Finding Home in Nashville
In the late ‘80s, Manuel made the move to Nashville. Music City’s finest came to him to be outfitted like rodeo kings—Little Jimmy Dickens from the Grand Ole Opry was one of the first. Manuel paired with Colonel Tom Parker, with whom he had a close friendship, to dress Elvis for his 1968 comeback tour, and later for his ‘70s Vegas shows.
“I had to make something distinctive for Elvis,” he said of the signature rhinestone-covered jumpsuits that are now emblems of Elvis’ persona. “It couldn’t just be a black leather jacket and jeans, and besides, I’d made that already years before for Marlon Brando.”

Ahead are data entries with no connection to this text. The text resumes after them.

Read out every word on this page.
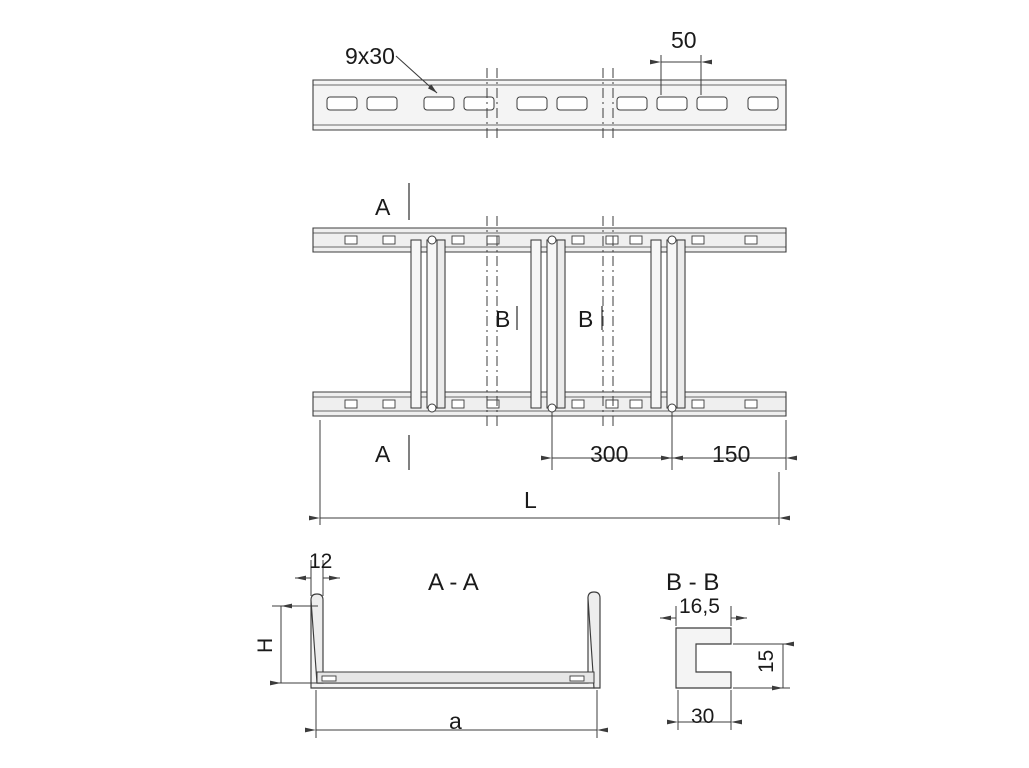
9x30
50
A
A
B	B
300	150
L
12
H
A - A
a
B - B
16,5
15
30
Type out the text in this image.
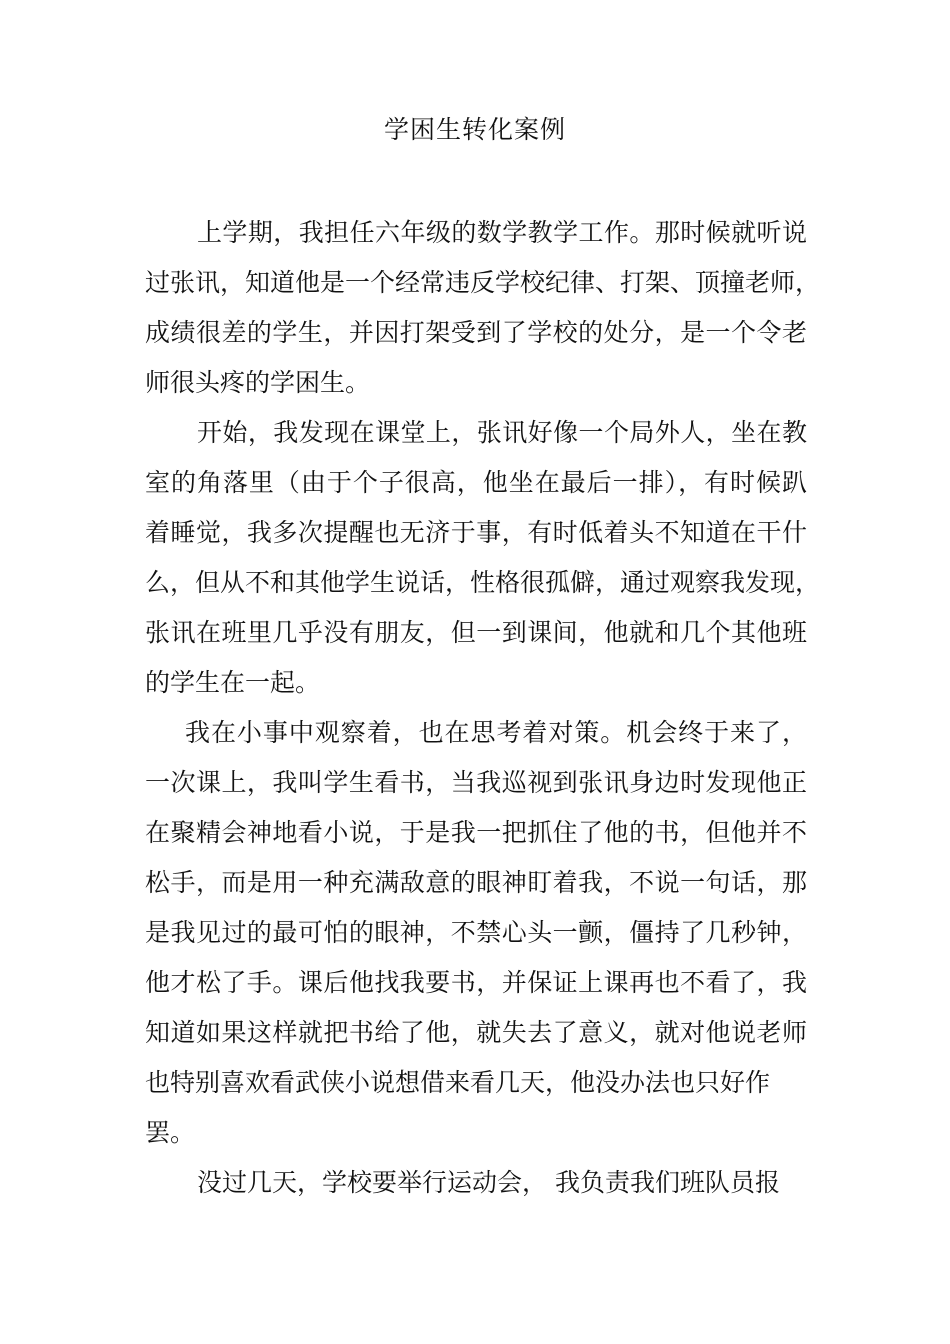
学困生转化案例
上学期，我担任六年级的数学教学工作。那时候就听说
过张讯，知道他是一个经常违反学校纪律、打架、顶撞老师，
成绩很差的学生，并因打架受到了学校的处分，是一个令老
师很头疼的学困生。
开始，我发现在课堂上，张讯好像一个局外人，坐在教
室的角落里（由于个子很高，他坐在最后一排），有时候趴
着睡觉，我多次提醒也无济于事，有时低着头不知道在干什
么，但从不和其他学生说话，性格很孤僻，通过观察我发现，
张讯在班里几乎没有朋友，但一到课间，他就和几个其他班
的学生在一起。
我在小事中观察着，也在思考着对策。机会终于来了，
一次课上，我叫学生看书，当我巡视到张讯身边时发现他正
在聚精会神地看小说，于是我一把抓住了他的书，但他并不
松手，而是用一种充满敌意的眼神盯着我，不说一句话，那
是我见过的最可怕的眼神，不禁心头一颤，僵持了几秒钟，
他才松了手。课后他找我要书，并保证上课再也不看了，我
知道如果这样就把书给了他，就失去了意义，就对他说老师
也特别喜欢看武侠小说想借来看几天，他没办法也只好作
罢。
没过几天，学校要举行运动会， 我负责我们班队员报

He would go on to dress most of Nashville. The Beatles, The Rolling Stones, Linda Ronstadt, Emmylou Harris, Janis Joplin, Miranda Lambert—the list goes on.
Country crooner Marty Stuart knew as a child in Philadelphia, Mississippi, that he wanted to wear the cowboy hats and embroidered shirts sported by so many legends that he saw sparkle on his family’s black-and- white TV.
“These were people with an image as mighty as their sound,” mused Stuart. “Manuel said to me, ‘If you can tell who someone is by the shadow on the wall, they’re a star.’”
When Stuart moved to Nashville as a teen in the early ‘70s, the cowboy flash that has informed country and rock was going through one of its periodic pauses. “The biker look—the kind of thing the outlaws represented—and then Urban Cowboy took over for a while.”
The obsessed young singer hit yard sales and thrift stores, picking up every single piece he could. Back then, those were intended for his personal use, but eventually the collection became an obsession. In fact, the size and quality of Stuart’s collection earned him an exhibition at the Tennessee State Museum in 2007, to great acclaim.
“I like to say the great depression took place in the summer of 1987. I lost my recording contract, got a divorce. I was sitting in a bar and the bartender told me I had a call from Manuel in L.A. ... He told me to come see him, bought me a ticket,” recalled Stuart. “I spent my time hanging out in his shop, while he was working on this beautiful leather suit with silver decoration. Talking with him, I got myself together. At the end of my visit, he asked me to try the jacket he’d been working on. ‘How is it?’ he asked me. I told him it was little big in the chest. He said, ‘It won’t be if you stand like a man.’ The suit had been for me the whole time.”
A New Wave of Fashion
New, younger designers who parade their works at Nashville Fashion Week (NFW) know they owe a symbolic debt to Manuel as they dress up-and-coming performers.
Eric Adler Bornhop, the creative mind behind Eric Adler, offers up a line of well-cut jackets, suits and trousers with a hint of the bold ‘60s palette that helped make Manuel de riguer. Bornhop started his career as a student of Manuel, although his aesthetic takes him in a different direction—he now dresses the likes of Big Kenny, Shania Twain and Alan Jackson.
An acclaimed up-and-comer in his own right, Bornhop serves as a reminder that the traditions of craftsmanship and embellishment established by Manuel and Cohn continue forward.
“One of my friends said my style was a mix of Manuel and Ralph Lauren,” said Bornhop laughing, but he’s not far off. Right now, his talents—along with those of peers like Betty Malo, Poni Silver, Olia Zavozina, Amanda Valentine and Truly Alveringa—are helping to drive Nashville fashion into the future.
But at the heart of Nashville fashion—past, present and future—is Manuel, with a singular vision informed by the brightest aspects of U.S. and Mexican embellishment, passed through the lore of Western culture, and transformed into the Music City’s signature look.